No surprises that the brand new releases dominated this category, with many of the entrants yet to hit retailers’ shelves. Nonetheless, silver went to Edwards Winery for the 2006 and the gold went to Joseph River Estate for its 2006 offering.

Semillon, verdelho and the blends were all given a passing grade, but the most praise was saved for the chardonnay class, described by the judges as “most impressive”.

An affinity, but not over-exuberance, with oak was applauded but Mr Brajkovich described the class as “portraying of ripe fruit, developed and balanced use of oak, and fine structure”.
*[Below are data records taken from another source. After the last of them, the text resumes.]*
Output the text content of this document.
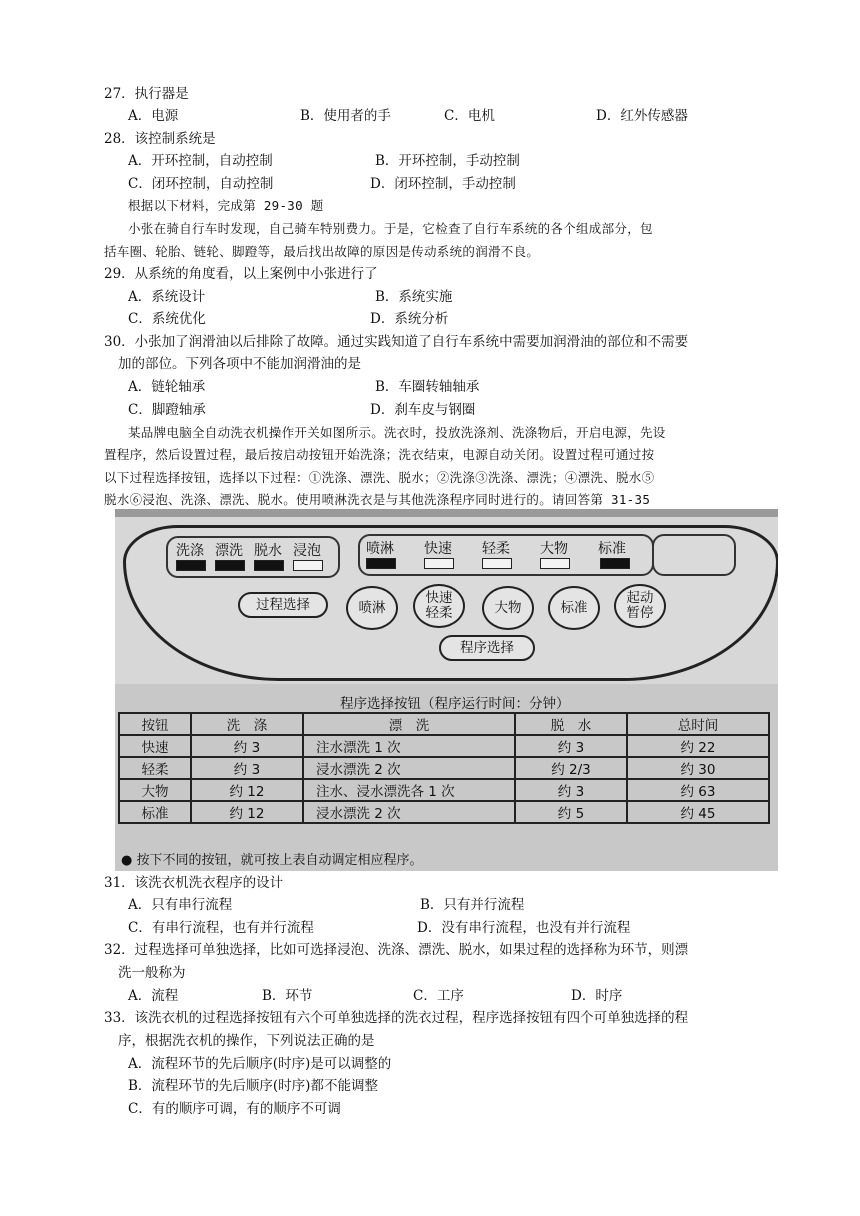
27．执行器是
A．电源	B．使用者的手	C．电机	D．红外传感器
28．该控制系统是
A．开环控制，自动控制	B．开环控制，手动控制
C．闭环控制，自动控制	D．闭环控制，手动控制
根据以下材料，完成第 29-30 题
小张在骑自行车时发现，自己骑车特别费力。于是，它检查了自行车系统的各个组成部分，包
括车圈、轮胎、链轮、脚蹬等，最后找出故障的原因是传动系统的润滑不良。
29．从系统的角度看，以上案例中小张进行了
A．系统设计	B．系统实施
C．系统优化	D．系统分析
30．小张加了润滑油以后排除了故障。通过实践知道了自行车系统中需要加润滑油的部位和不需要
加的部位。下列各项中不能加润滑油的是
A．链轮轴承	B．车圈转轴轴承
C．脚蹬轴承	D．刹车皮与钢圈
某品牌电脑全自动洗衣机操作开关如图所示。洗衣时，投放洗涤剂、洗涤物后，开启电源，先设
置程序，然后设置过程，最后按启动按钮开始洗涤；洗衣结束，电源自动关闭。设置过程可通过按
以下过程选择按钮，选择以下过程：①洗涤、漂洗、脱水；②洗涤③洗涤、漂洗；④漂洗、脱水⑤
脱水⑥浸泡、洗涤、漂洗、脱水。使用喷淋洗衣是与其他洗涤程序同时进行的。请回答第 31-35
洗涤 漂洗 脱水 浸泡	喷淋 快速 轻柔 大物 标准
过程选择	喷淋
快速
轻柔	大物	标准
起动
暂停
程序选择
程序选择按钮（程序运行时间：分钟）
按钮	洗　涤	漂　洗	脱　水	总时间
快速	约 3	注水漂洗 1 次	约 3	约 22
轻柔	约 3	浸水漂洗 2 次	约 2/3	约 30
大物	约 12	注水、浸水漂洗各 1 次	约 3	约 63
标准	约 12	浸水漂洗 2 次	约 5	约 45
● 按下不同的按钮，就可按上表自动调定相应程序。
31．该洗衣机洗衣程序的设计
A．只有串行流程	B．只有并行流程
C．有串行流程，也有并行流程	D．没有串行流程，也没有并行流程
32．过程选择可单独选择，比如可选择浸泡、洗涤、漂洗、脱水，如果过程的选择称为环节，则漂
洗一般称为
A．流程	B．环节	C．工序	D．时序
33．该洗衣机的过程选择按钮有六个可单独选择的洗衣过程，程序选择按钮有四个可单独选择的程
序，根据洗衣机的操作，下列说法正确的是
A．流程环节的先后顺序(时序)是可以调整的
B．流程环节的先后顺序(时序)都不能调整
C．有的顺序可调，有的顺序不可调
Wills Domain continued its impressive run at the Sheraton awards, with its 2005 awarded silver, while the team at The Growers was more than delighted when the 2004 chardonnay shared gold.

The win for The Growers was an exceptional result, especially when the calibre of wines and the number of big name companies competing are considered.

But just as the significance of the Yallingup winery’s win was sinking in, 2004 chardonnay was awarded the chairman’s award for the best individual entry in the show.

The 2004 chardonnay should be available mid next month.

When industry doyen Robin Day took to the stage to address the crowd and hand out the medals for the reds, there was a palpable sense of surprise when no pinots, merlots, or rosés made the grade for gold medals.

“The first generation pinot stock which dominates the plantings in Western Australia is not capable of producing wines of colour and flavour to rank amongst pinots of other areas,” Mr Day said.

The news was better in the cabernet class, however, which was applauded for its finesse and structure.

Described as one of the strongest in the field, silver went to Houghton’s 2001 cabernet while Margaret River’s Clairault 2002 snared gold.

WA’s reputation as a destination for shiraz improved markedly with Harvey River Bridge Estate taking silver for its 2005 and Di Miller’s Xabregas winning another gold medal for the 2004 shiraz.

Among the blends it was a tale of the smaller producers, with Sinclair Wines winning silver for its cab/shiraz blend of 2005 and Windance Estate taking gold for its 2004 cab/merlot.

And it came as no great surprise, but overall delight, when James Talijancich again climbed the stage to accept another gold for his non-vintage muscat – a true benchmark of its class. Jane Brook’s liquor verdelho took home silver.

When the dust had settled the event was a resounding success for the local wine industry, proving that WA producers are at the forefront of innovation and ingenuity in the sector.

There were accolades for the old (Houghton’s claimed the most successful producer prize) and for the new (in the successes of Windows Estate, Sinclair and Stone Gully) but the real winners will be the consumers.